The memory of that dream brought the rise of emotion to the back of her throat. Maintaining her composure was difficult, but she called to mind all she had been taught, remembering who she was and what was expected of her. With firm resolve, she began to take hold of herself. She wasn't a child who believed in fairy tales. Lord Huntly was her reality, her betrothed; there was naught she could do about it, short of dying, and she wasn't quite ready for that yet. Her dark brows drew together. As Huntly turned to speak to her mother, Annabella looked him over.
AS far as gentlemen went, she could do worse, she supposed. He was handsome enough—for an older man—but nothing about him or his manner stirred any feeling to life within her. At least he wasn't fat, or ugly, or illiterate and uncouth. At least he looked very much the English gentleman, with his sandy blond hair and pale blue eyes. And he dressed very much in the manner of an English gentleman. As far as manners were concerned, he was as proper as any English lord, and that was just it. Everything about him was proper and dull, and she couldn't shake the feeling that her life with this man stretched before her as bleak and barren as these windswept moors. In Annabella's opinion, Lord Huntly was plain as English pudding.
Gordon, as if sensing her study, turned toward her and smiled fleetingly. But Annabella knew all about practiced smiles. Hadn't she spent hours herself in front of a mirror under the tutelage of her governess practicing a smile, a flutter of eyelashes, or the opening of her fan with a flick of her wrist? Women of the English ton would give up a London season for such a man. The thought distracted her, and she immediately found fault with not only his appearance but everything about him. How odd, she thought, that in a place overrun with wild, unruly men I should find his genteel appearance, his gentrified manners, his very Englishness, so annoying.

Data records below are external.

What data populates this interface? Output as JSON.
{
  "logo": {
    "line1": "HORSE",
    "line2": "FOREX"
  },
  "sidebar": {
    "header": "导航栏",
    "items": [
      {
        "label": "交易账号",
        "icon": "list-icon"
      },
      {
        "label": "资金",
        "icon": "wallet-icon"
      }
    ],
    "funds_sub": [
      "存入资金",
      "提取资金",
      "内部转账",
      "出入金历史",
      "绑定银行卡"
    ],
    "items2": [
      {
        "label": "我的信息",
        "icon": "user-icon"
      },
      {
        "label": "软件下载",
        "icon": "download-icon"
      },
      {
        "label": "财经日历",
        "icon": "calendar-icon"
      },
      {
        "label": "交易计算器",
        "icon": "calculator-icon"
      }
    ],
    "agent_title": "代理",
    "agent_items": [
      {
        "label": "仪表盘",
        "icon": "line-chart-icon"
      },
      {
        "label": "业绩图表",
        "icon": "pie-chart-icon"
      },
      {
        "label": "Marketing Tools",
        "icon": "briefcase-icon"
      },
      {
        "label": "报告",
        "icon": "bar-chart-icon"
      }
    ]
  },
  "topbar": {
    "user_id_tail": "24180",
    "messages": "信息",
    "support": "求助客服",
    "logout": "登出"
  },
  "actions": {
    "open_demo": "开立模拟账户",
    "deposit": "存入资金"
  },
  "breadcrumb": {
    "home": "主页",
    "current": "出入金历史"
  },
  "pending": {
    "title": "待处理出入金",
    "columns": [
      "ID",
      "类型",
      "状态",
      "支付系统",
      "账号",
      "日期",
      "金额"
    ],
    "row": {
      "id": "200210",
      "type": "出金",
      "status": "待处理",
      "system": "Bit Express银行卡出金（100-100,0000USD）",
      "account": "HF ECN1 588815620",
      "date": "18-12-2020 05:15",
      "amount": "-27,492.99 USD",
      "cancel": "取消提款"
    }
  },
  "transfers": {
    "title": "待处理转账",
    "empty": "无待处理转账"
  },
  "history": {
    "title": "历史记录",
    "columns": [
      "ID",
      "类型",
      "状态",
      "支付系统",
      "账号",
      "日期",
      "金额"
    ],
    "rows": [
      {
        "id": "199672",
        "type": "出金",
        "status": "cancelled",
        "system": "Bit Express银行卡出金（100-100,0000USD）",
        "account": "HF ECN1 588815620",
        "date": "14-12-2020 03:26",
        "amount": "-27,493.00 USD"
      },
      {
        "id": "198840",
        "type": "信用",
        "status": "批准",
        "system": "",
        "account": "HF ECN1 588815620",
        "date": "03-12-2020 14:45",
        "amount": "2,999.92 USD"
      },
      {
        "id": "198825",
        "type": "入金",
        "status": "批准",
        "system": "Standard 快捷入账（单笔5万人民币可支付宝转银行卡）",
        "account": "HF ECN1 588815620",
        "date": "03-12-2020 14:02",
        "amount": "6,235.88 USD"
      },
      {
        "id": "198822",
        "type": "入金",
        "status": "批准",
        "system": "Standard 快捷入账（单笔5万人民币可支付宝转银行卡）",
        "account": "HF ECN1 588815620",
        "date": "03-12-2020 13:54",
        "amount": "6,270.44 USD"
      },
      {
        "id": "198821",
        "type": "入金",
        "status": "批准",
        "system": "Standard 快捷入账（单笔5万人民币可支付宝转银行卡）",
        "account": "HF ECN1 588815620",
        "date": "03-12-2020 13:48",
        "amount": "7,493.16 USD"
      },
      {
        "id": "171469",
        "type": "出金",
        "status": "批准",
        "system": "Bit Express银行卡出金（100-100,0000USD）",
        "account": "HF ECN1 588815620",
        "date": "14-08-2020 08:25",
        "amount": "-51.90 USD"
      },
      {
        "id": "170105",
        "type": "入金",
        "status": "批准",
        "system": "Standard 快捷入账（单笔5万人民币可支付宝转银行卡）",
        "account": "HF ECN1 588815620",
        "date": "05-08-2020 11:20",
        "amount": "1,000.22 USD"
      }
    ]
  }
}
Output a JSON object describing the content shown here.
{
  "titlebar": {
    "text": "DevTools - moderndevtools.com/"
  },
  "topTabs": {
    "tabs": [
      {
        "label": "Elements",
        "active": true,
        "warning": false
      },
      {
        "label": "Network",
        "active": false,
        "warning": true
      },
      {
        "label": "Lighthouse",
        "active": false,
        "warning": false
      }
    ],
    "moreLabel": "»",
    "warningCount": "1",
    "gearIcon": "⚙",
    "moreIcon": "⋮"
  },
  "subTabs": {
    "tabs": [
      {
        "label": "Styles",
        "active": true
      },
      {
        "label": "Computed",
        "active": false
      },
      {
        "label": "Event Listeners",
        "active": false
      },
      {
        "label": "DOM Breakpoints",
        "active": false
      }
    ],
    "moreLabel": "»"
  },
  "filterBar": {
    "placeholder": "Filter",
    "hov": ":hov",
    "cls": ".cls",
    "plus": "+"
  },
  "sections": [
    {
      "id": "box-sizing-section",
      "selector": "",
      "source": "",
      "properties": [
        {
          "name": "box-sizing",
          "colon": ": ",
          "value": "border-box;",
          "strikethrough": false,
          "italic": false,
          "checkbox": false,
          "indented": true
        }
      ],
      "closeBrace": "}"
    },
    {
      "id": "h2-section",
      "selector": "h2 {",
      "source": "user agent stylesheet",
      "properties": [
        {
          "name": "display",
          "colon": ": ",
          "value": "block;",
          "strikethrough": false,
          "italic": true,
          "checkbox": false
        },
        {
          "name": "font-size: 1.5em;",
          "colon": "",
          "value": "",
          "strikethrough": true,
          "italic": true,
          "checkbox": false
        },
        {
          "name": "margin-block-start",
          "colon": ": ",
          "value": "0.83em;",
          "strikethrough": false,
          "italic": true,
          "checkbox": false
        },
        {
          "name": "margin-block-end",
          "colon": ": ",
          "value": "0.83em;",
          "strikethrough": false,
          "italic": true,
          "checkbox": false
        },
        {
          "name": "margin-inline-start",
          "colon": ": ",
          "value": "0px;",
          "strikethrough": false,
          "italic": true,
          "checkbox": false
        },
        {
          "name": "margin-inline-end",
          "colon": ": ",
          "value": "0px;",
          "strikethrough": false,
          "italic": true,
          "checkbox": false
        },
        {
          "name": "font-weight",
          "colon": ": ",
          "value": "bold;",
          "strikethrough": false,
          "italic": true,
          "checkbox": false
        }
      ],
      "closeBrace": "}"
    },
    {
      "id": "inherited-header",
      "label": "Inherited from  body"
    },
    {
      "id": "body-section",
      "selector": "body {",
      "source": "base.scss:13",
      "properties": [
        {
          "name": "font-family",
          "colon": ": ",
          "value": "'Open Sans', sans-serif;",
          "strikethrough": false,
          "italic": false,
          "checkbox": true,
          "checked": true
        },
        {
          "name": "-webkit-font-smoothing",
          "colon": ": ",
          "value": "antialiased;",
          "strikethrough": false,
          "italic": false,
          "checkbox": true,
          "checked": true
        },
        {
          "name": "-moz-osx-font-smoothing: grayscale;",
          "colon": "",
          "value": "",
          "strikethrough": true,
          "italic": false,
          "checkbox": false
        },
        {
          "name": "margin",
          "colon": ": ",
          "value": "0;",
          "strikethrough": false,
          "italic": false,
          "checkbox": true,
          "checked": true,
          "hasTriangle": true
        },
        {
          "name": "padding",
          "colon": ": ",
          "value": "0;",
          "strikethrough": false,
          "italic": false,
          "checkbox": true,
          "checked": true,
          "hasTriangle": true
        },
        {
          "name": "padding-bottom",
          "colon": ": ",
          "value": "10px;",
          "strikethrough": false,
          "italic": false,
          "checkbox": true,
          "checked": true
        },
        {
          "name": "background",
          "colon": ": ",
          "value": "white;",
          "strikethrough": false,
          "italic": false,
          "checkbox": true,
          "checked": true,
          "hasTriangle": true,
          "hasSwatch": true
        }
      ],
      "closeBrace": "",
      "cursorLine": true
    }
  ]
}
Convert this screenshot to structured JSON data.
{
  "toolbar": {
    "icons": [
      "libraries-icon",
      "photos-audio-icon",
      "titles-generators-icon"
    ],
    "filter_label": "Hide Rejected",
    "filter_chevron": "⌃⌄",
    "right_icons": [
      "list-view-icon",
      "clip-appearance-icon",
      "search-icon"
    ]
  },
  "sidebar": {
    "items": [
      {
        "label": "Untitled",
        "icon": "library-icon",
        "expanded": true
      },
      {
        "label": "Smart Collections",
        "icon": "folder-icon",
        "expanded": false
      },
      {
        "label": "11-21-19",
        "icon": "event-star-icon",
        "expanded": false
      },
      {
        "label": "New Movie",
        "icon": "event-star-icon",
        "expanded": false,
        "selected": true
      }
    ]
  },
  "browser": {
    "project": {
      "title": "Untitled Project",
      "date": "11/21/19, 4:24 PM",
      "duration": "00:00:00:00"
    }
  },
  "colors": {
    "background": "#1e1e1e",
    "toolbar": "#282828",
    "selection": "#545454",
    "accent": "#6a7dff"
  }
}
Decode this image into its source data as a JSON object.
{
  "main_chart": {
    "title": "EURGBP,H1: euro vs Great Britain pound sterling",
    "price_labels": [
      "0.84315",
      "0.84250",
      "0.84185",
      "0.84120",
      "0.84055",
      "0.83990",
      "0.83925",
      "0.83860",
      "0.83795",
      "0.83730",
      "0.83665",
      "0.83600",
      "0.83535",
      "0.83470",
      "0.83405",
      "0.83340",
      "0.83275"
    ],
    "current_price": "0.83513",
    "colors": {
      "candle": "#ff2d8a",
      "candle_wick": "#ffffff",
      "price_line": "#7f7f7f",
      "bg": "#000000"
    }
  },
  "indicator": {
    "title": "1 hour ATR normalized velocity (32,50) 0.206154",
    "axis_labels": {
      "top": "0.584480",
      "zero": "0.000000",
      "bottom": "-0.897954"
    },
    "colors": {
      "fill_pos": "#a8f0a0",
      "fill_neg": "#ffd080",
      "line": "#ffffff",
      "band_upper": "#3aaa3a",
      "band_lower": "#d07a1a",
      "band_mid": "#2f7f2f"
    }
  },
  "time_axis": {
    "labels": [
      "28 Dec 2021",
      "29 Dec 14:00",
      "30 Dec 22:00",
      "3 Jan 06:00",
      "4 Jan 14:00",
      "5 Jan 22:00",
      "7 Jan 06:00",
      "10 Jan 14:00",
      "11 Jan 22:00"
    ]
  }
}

And then again, perhaps it wasn't any of those things. Perhaps it was only the fact that she was being forced to marry him that she found so distasteful.
Annabella shivered, as if a cold hand had brushed over her. She glanced around the room: nothing was out of the ordinary, yet she felt another presence. She pushed the feeling away and returned Huntly's smile. Although her smile was frozen and weak, he looked pleased by it. She sensed concealed mysteries behind his light-colored eyes.
Suddenly, and without warning, the doors to the hall broke open and a great wind filled the room, swirling and moaning and gutting candles. Two servants quickly closed the doors and an eerie silence followed as the candles were relit, one by one. The wind howled down the chimney, then was still. A light knocking was heard. Tap. Tap. Tap.
"A raven," Colin said. "Tapping at the window."
"A sign of death," someone behind Annabella whispered.
"Come, my lady," Huntly said. "Let them fall victim to their silly superstitions. It's naught but a tree branch scraping against a windowpane."
Annabella's benumbed mind reacted dumbly and she blinked in confusion at the man standing beside her. The earl held out his arm. "Shall we go?" he asked.
Annabella nodded and placed her trembling hand upon his arm, her touch whisper light. Together they led the way to dinner, Annabella's mind not upon the meal they would share, or even the lifetime they would spend together.
As they walked slowly toward the great dining hall of Dornoch Castle, she was thinking how she wished everything had been different. If she were going to be forced to marry a Scot, why couldn't it have at least been one like the famous Highland chiefs of old—the clan leaders she had always heard so much about—a man who would risk ruin or death for a dream of passion as wild as the Highlands, a bonny fighter with an adventurous spirit who would invade her life and conquer her heart, a man as passionate as he was reckless?
A man like the man in her dream. A man who would risk death and defy the world for what he believed in. A man who would laugh in the face of danger.